Two Great Recipes to get you through the Holidays!
Who doesn’t need a new cookie idea for that next cookie swap, or a delicious dessert to take somewhere or give someone? Who isn’t looking for a great way to have those little hands help out with the cookie decorating??? Well, with these two easy recipes, help is at hand. First, the super easy Eggnog Pound Cake made by adding a little eggnog to a box mix! Once cooled, that pound cake becomes the base for delicious elegant Petit Fours and the leftover scraps? Why not make some cake bites! Everything comes together with a delicious chocolate ganache that can be drizzled over your cake, is a pool of chocolate to coat your petit fours in, and that delicious coating for your cake bites. Want to do it one better? The leftover ganache can be chilled and then formed into chocolate truffles! Still looking for more reasons to love this now? These confections can be frozen for about 2 months… think, Valentines Day!
Recipe: Eggnog Pound Cake
Makes 4 small mini loafs or 1 large loaf
Ingredients
1 box (16-ounce) pound cake mix
1/2 teaspoon freshly grated nutmeg
1 1/8 cups eggnog
2 tablespoons bourbon
1 teaspoon orange zest
2 large eggs
1/2 teaspoon vanilla extract
Preparation
Preheat oven to 350°. Lightly spray a large or 4 mini loaf pans with a baking non-stick spray. Using an electric mixer beat all ingredients together at low speed for 30 seconds. Increase speed to medium and beat 2 minutes. Pour batter into prepared pan(s).

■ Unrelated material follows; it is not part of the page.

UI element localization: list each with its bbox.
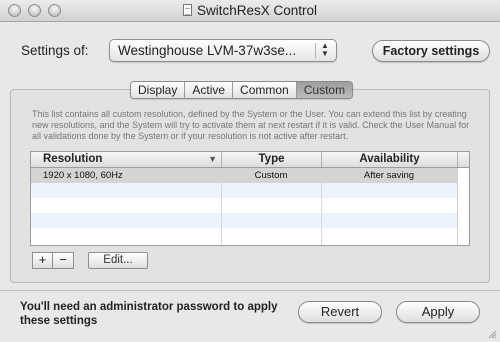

Bake at 350° for 1 hour and 5 minutes for a large loaf pan or 45 minutes for the mini pans, or until a cake tester comes out clean. Cool in pan on a wire rack 10 minutes. Remove from pan to wire rack, and cool completely (at least 1 hour).
Slice and serve, dusted with Confectioner’s sugar
VARIATIONS:
Make a petit four: Cut pound cake into 1-inch x 1-inch cubes, slice horizontally in thirds, ice each third with vanilla icing, then dip or glaze in ganache and decorate; let harden at room temperature for at least 4 hours or in the refrigerator for about 1 hour.
Recipe: Chocolate Ganache
In ganache recipes, the proportions of chocolate to cream vary depending on whether it will be a coating, filling, or truffle. This recipe is a standard 1-to-1 ratio of chocolate to cream, which is good for a glaze for a cake or pie. It will never harden, but will become firm. When firm, you can whip it with an electric mixer and use as a filling for pastry or roll into truffles.
Some uses:
CUT THE AMOUNT OF CREAM IN RECIPE and keep ganache over simmering water. Use as a candy coating/outer shell for Petit Fours, or other confections.
COOL GANACHE TO ROOM TEMP and beat with electric mixer to a frosting-like consistency, but don’t refrigerate or it gets crusty and hard.
COOL GANACHE TO ROOM TEMP OR REFRIGERATE AND REMIX, shape into truffles roll in nuts or powdered cocoa.
Ingredients
1/2 cup semisweet chocolate morsels
1/2 cup dark chocolate morsels
1/2- to 1- cup heavy cream (depending on intended use)
1 tablespoon unsalted butter, at room temperature
1 teaspoon instant espresso granules
Preparation
Place chocolate in a medium heatproof bowl and add heavy cream, butter and espresso granules. Set over a saucepan of simmering water and whisk until the chocolate is melted and glossy and fluid. If desired whisk in additional heavy cream to desired consistency.
Turn off heat before using (though I recommend to keep the ganache fluid and easy to use that you keep the bowl set over the water).
VARIATION
Make cake-pops: Use leftover trimmings from the Petit Fours to make cake bites (also known as cake pops). Combine the trimmings with store bought icing (add a tablespoon at a time and really mix the trimmings up, adding only as much icing as needed to moisten and fully combine the cake trimmings. Roll mixture into balls and place on a waxed-paper lined sheet. Place in freezer about 2 hours, then dip in ganache to coat.